Relying on Article 1 of Protocol No. 1, she complained
about the loss of her property and the damage resulting from the
eviction.
- However,
having regard to all the material in its possession, the Court finds
that there is no appearance of a violation of the rights and freedoms
set out in the Convention or its Protocols in respect of those
complaints. It follows that this part of the application must be
rejected as being manifestly ill-founded, pursuant to Article 35 §§
3 and 4 of the Convention.
III. APPLICATION OF ARTICLE 41 OF THE CONVENTION
- Article 41 of the Convention provides:
“If the Court finds that there has been a
violation of the Convention or the Protocols thereto, and if the
internal law of the High Contracting Party concerned allows only
partial reparation to be made, the Court shall, if necessary, afford
just satisfaction to the injured party.”
A. Damage
- The
applicant claimed 8,599,694 Russian roubles (RUB) in respect of
pecuniary damage. She alleged that that was the value of the property
she had lost and which had been damaged in the course of the
eviction. The applicant also claimed RUB 2,000,000 in respect of
non-pecuniary damage.
- The
Government considered the applicant’s claims excessive and
unsubstantiated.
- Having
regard to the particular violation found, the Court does not discern
any causal link between the violation found and the pecuniary damage
alleged; it therefore rejects this claim. On the other hand, it
awards the applicant 5,000 euros (EUR) in respect of non-pecuniary
damage.
B. Costs and expenses
- The
applicant also claimed RUB 195,300 for the costs and expenses
incurred before the domestic courts and the Court. She submitted
copies of receipts to confirm photocopying, postal and other
expenses, housing and utilities, repairs done in the flat, laundry
and dry cleaning services, her medical costs, including the purchase
of medicine, and legal and translation fees.
- The
Government contested the applicant’s claims.
- According
to the Court’s case-law, an applicant is entitled to the
reimbursement of costs and expenses only in so far as it has been
shown that these have been actually and necessarily incurred and are
reasonable as to quantum. In the present case, regard being had to
the documents in its possession and the above criteria, the Court
considers it reasonable to award the sum of EUR 1,540 under all
heads.
C. Default interest
- The
Court considers it appropriate that the default interest should be
based on the marginal lending rate of the European Central Bank, to
which should be added three percentage points.

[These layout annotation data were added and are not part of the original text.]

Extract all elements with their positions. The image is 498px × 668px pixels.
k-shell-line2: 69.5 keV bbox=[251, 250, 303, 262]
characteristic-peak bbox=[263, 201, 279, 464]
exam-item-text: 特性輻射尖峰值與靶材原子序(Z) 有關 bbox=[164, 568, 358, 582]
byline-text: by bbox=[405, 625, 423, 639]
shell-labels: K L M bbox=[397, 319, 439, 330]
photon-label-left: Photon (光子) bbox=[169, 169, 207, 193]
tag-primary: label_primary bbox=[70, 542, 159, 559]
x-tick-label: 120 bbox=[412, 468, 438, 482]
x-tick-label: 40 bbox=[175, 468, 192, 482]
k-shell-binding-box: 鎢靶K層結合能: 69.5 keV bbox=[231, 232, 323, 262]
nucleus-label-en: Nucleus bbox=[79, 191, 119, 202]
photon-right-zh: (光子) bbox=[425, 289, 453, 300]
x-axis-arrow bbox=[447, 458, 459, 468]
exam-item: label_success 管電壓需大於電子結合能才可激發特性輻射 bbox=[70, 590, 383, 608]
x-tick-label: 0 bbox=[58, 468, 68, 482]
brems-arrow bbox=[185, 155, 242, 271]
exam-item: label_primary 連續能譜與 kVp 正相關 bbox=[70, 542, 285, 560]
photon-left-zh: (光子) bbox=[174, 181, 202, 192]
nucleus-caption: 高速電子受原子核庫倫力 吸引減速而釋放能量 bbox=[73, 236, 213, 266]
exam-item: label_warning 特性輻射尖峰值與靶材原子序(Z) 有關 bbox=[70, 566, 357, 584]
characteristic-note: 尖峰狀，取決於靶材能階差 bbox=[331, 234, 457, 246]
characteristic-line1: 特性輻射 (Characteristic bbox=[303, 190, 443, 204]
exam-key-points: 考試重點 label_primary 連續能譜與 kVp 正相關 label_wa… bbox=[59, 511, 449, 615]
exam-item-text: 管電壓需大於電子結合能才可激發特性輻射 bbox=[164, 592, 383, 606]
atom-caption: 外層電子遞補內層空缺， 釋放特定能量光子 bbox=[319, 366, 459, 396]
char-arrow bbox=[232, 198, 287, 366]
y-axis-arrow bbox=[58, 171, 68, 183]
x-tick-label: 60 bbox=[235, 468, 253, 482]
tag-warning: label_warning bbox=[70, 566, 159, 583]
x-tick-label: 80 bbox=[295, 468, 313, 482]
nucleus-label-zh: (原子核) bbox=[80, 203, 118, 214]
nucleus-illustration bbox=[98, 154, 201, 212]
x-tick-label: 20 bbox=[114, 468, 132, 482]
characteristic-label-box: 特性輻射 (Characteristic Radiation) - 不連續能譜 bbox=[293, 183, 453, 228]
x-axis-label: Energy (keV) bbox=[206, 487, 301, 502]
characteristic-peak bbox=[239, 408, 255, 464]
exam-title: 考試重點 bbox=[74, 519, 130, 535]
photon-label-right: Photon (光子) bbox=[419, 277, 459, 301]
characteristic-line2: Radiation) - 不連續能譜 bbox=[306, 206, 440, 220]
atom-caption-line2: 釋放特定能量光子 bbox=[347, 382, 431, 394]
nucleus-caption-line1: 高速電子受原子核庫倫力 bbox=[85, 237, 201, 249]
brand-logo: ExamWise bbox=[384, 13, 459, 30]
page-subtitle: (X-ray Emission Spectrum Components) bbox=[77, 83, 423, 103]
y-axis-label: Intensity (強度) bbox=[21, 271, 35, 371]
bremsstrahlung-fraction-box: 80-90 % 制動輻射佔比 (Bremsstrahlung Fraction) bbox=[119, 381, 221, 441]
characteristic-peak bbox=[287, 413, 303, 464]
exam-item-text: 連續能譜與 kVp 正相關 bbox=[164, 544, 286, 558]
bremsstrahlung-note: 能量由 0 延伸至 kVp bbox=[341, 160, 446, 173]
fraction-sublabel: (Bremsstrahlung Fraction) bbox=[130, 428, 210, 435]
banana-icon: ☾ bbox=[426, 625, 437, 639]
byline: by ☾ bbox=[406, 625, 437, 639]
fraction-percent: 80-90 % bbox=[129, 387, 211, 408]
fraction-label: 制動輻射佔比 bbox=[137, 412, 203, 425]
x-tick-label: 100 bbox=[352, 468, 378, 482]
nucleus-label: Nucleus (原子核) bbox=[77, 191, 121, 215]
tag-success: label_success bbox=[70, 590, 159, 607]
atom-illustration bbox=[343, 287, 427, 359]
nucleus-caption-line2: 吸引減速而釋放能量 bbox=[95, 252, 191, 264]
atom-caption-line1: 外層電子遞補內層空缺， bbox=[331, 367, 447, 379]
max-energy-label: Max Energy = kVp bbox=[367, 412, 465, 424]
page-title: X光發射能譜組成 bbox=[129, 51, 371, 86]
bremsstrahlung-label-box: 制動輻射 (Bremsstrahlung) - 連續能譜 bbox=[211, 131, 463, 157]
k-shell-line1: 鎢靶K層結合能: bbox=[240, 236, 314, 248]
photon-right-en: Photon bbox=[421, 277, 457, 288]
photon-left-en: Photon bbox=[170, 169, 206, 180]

FOR THESE REASONS, THE COURT UNANIMOUSLY
- Declares the complaint concerning the manner in
which the bailiff carried out the applicant’s eviction
admissible and the remainder of the application inadmissible;
- Holds that there has been a violation of Article
8 of the Convention;
- Holds
(a) that
the respondent State is to pay the applicant, within three months
from the date on which the judgment becomes final in accordance with
Article 44 § 2 of the Convention, the following
amounts, to be converted into Russian roubles at the rate applicable
at the date of settlement:
(i) EUR 5,000
(five thousand euros), in respect of non-pecuniary damage, plus any
tax that may be chargeable;
(ii) EUR 1,540
(one thousand five hundred and forty euros), in respect of costs and
expenses, plus any tax that may be chargeable to the applicant.
(b) that
from the expiry of the above-mentioned three months until settlement
simple interest shall be payable on the above amounts at a rate equal
to the marginal lending rate of the European Central Bank during the
default period plus three percentage points;
- Dismisses the remainder of the applicant’s
claim for just satisfaction.
Done in English, and notified in writing on 26 July, pursuant to
Rule 77 §§ 2 and 3 of the Rules of Court.